In the classroom, Baron combats complacency by understanding his work is never finished. He seeks to challenge students but also give as much of himself as he can to support them.

“My son and I both approach the first day the same,” he said. “We tell students we can’t be the best teacher for all of you. My personality won’t fit some of you. I’ve had students sit side by side -- one person raves about me, another goes on RateMyProfessor.com and says I should be fired.”

Baron never wants students to feel like they didn’t need to work hard to earn a high grade in his class.

“The thing I’ve valued the most in teaching is I’m going to challenge you to bring out your best by me giving you my best,” he said. “Teachers and students need to do their best for the betterment of everyone.”

Outside the classroom, Baron continues to support students.

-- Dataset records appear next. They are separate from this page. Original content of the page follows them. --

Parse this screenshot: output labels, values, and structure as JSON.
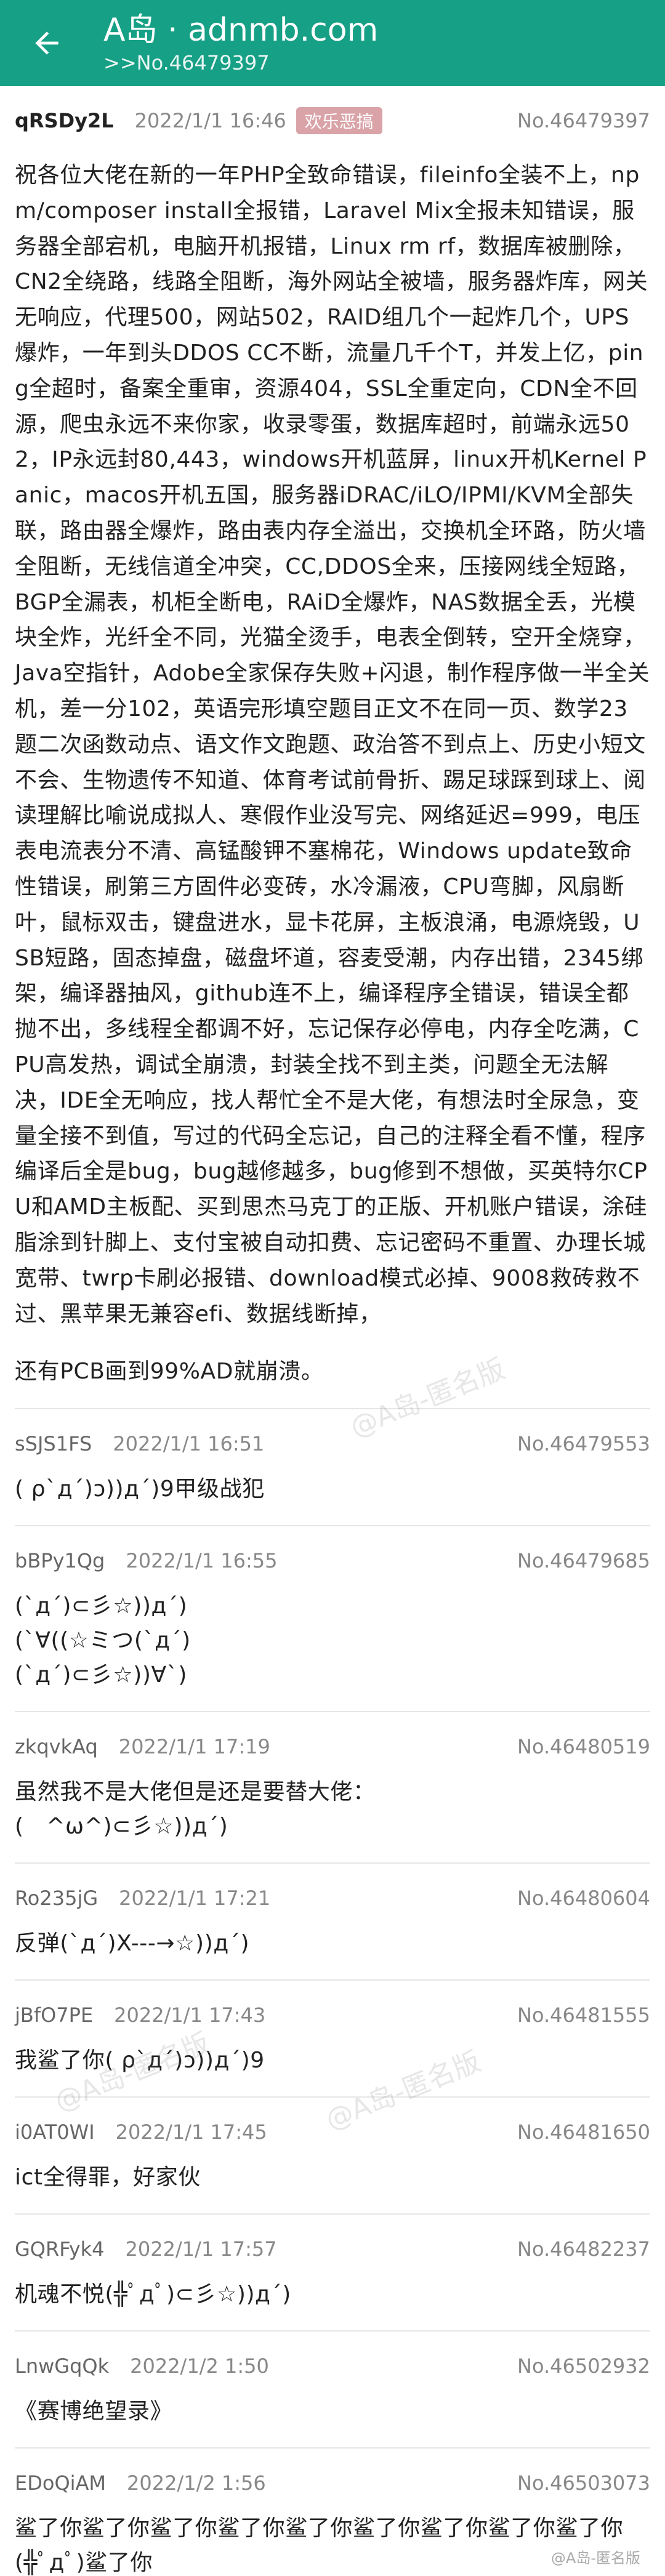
{
  "header": {
    "title": "A岛 · adnmb.com",
    "subtitle": ">>No.46479397"
  },
  "op": {
    "uid": "qRSDy2L",
    "time": "2022/1/1 16:46",
    "tag": "欢乐恶搞",
    "no": "No.46479397",
    "body": "祝各位大佬在新的一年PHP全致命错误，fileinfo全装不上，npm/composer install全报错，Laravel Mix全报未知错误，服务器全部宕机，电脑开机报错，Linux rm rf，数据库被删除，CN2全绕路，线路全阻断，海外网站全被墙，服务器炸库，网关无响应，代理500，网站502，RAID组几个一起炸几个，UPS爆炸，一年到头DDOS CC不断，流量几千个T，并发上亿，ping全超时，备案全重审，资源404，SSL全重定向，CDN全不回源，爬虫永远不来你家，收录零蛋，数据库超时，前端永远502，IP永远封80,443，windows开机蓝屏，linux开机Kernel Panic，macos开机五国，服务器iDRAC/iLO/IPMI/KVM全部失联，路由器全爆炸，路由表内存全溢出，交换机全环路，防火墙全阻断，无线信道全冲突，CC,DDOS全来，压接网线全短路，BGP全漏表，机柜全断电，RAiD全爆炸，NAS数据全丢，光模块全炸，光纤全不同，光猫全烫手，电表全倒转，空开全烧穿，Java空指针，Adobe全家保存失败+闪退，制作程序做一半全关机，差一分102，英语完形填空题目正文不在同一页、数学23题二次函数动点、语文作文跑题、政治答不到点上、历史小短文不会、生物遗传不知道、体育考试前骨折、踢足球踩到球上、阅读理解比喻说成拟人、寒假作业没写完、网络延迟=999，电压表电流表分不清、高锰酸钾不塞棉花，Windows update致命性错误，刷第三方固件必变砖，水冷漏液，CPU弯脚，风扇断叶，鼠标双击，键盘进水，显卡花屏，主板浪涌，电源烧毁，USB短路，固态掉盘，磁盘坏道，容麦受潮，内存出错，2345绑架，编译器抽风，github连不上，编译程序全错误，错误全都抛不出，多线程全都调不好，忘记保存必停电，内存全吃满，CPU高发热，调试全崩溃，封装全找不到主类，问题全无法解决，IDE全无响应，找人帮忙全不是大佬，有想法时全尿急，变量全接不到值，写过的代码全忘记，自己的注释全看不懂，程序编译后全是bug，bug越修越多，bug修到不想做，买英特尔CPU和AMD主板配、买到思杰马克丁的正版、开机账户错误，涂硅脂涂到针脚上、支付宝被自动扣费、忘记密码不重置、办理长城宽带、twrp卡刷必报错、download模式必掉、9008救砖救不过、黑苹果无兼容efi、数据线断掉，",
    "body2": "还有PCB画到99%AD就崩溃。"
  },
  "replies": [
    {
      "uid": "sSJS1FS",
      "time": "2022/1/1 16:51",
      "no": "No.46479553",
      "body": "( ρ`д´)ɔ))д´)9甲级战犯"
    },
    {
      "uid": "bBPy1Qg",
      "time": "2022/1/1 16:55",
      "no": "No.46479685",
      "body": "(`д´)⊂彡☆))д´)\n(`∀((☆ミつ(`д´)\n(`д´)⊂彡☆))∀`)"
    },
    {
      "uid": "zkqvkAq",
      "time": "2022/1/1 17:19",
      "no": "No.46480519",
      "body": "虽然我不是大佬但是还是要替大佬：\n(　^ω^)⊂彡☆))д´)"
    },
    {
      "uid": "Ro235jG",
      "time": "2022/1/1 17:21",
      "no": "No.46480604",
      "body": "反弹(`д´)X---→☆))д´)"
    },
    {
      "uid": "jBfO7PE",
      "time": "2022/1/1 17:43",
      "no": "No.46481555",
      "body": "我鲨了你( ρ`д´)ɔ))д´)9"
    },
    {
      "uid": "i0AT0WI",
      "time": "2022/1/1 17:45",
      "no": "No.46481650",
      "body": "ict全得罪，好家伙"
    },
    {
      "uid": "GQRFyk4",
      "time": "2022/1/1 17:57",
      "no": "No.46482237",
      "body": "机魂不悦(╬ﾟдﾟ)⊂彡☆))д´)"
    },
    {
      "uid": "LnwGqQk",
      "time": "2022/1/2 1:50",
      "no": "No.46502932",
      "body": "《赛博绝望录》"
    },
    {
      "uid": "EDoQiAM",
      "time": "2022/1/2 1:56",
      "no": "No.46503073",
      "body": "鲨了你鲨了你鲨了你鲨了你鲨了你鲨了你鲨了你鲨了你鲨了你(╬ﾟдﾟ)鲨了你"
    }
  ],
  "watermark": "@A岛-匿名版",
  "colors": {
    "appbar": "#16a085",
    "tag": "#d9a3a8"
  }
}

He is a co-advisor of the Psychology Club and Psi Beta, the Community College National Honor Society in Psychology, with Dr. David Kowalski, Associate Vice President of Institutional Effectiveness & Strategic Innovation, and Michael Baron.

Alumni who participated in the Psychology Club and graduated from Montco’s Psychology Program are now doing great things – earning their bachelor’s degrees from some of the top 20 schools in the country, finishing their doctorates and presenting at national conferences, he said.

“You would like to think you’re never done growing,” said Baron, “but seeing students shine in this program has been wonderful.”

When news reached him that he’d been selected as this year’s Lindback award recipient, Baron said was “humbled” and grateful. He thanked his colleagues for their support, many of whom had reached out to congratulate him. He also gave special mention to Dr. Oikelome, Dr. Aaron Shatzman, Dean of Social Sciences, Dr. Keima Sheriff, Assistant Dean of Student Programs, Dr. Kowalski and Michael Baron.

“We have some really good people at Montco,” he said.

It appears Baron has no need to be concerned about his legacy at MCCC. He’s already left a lasting one.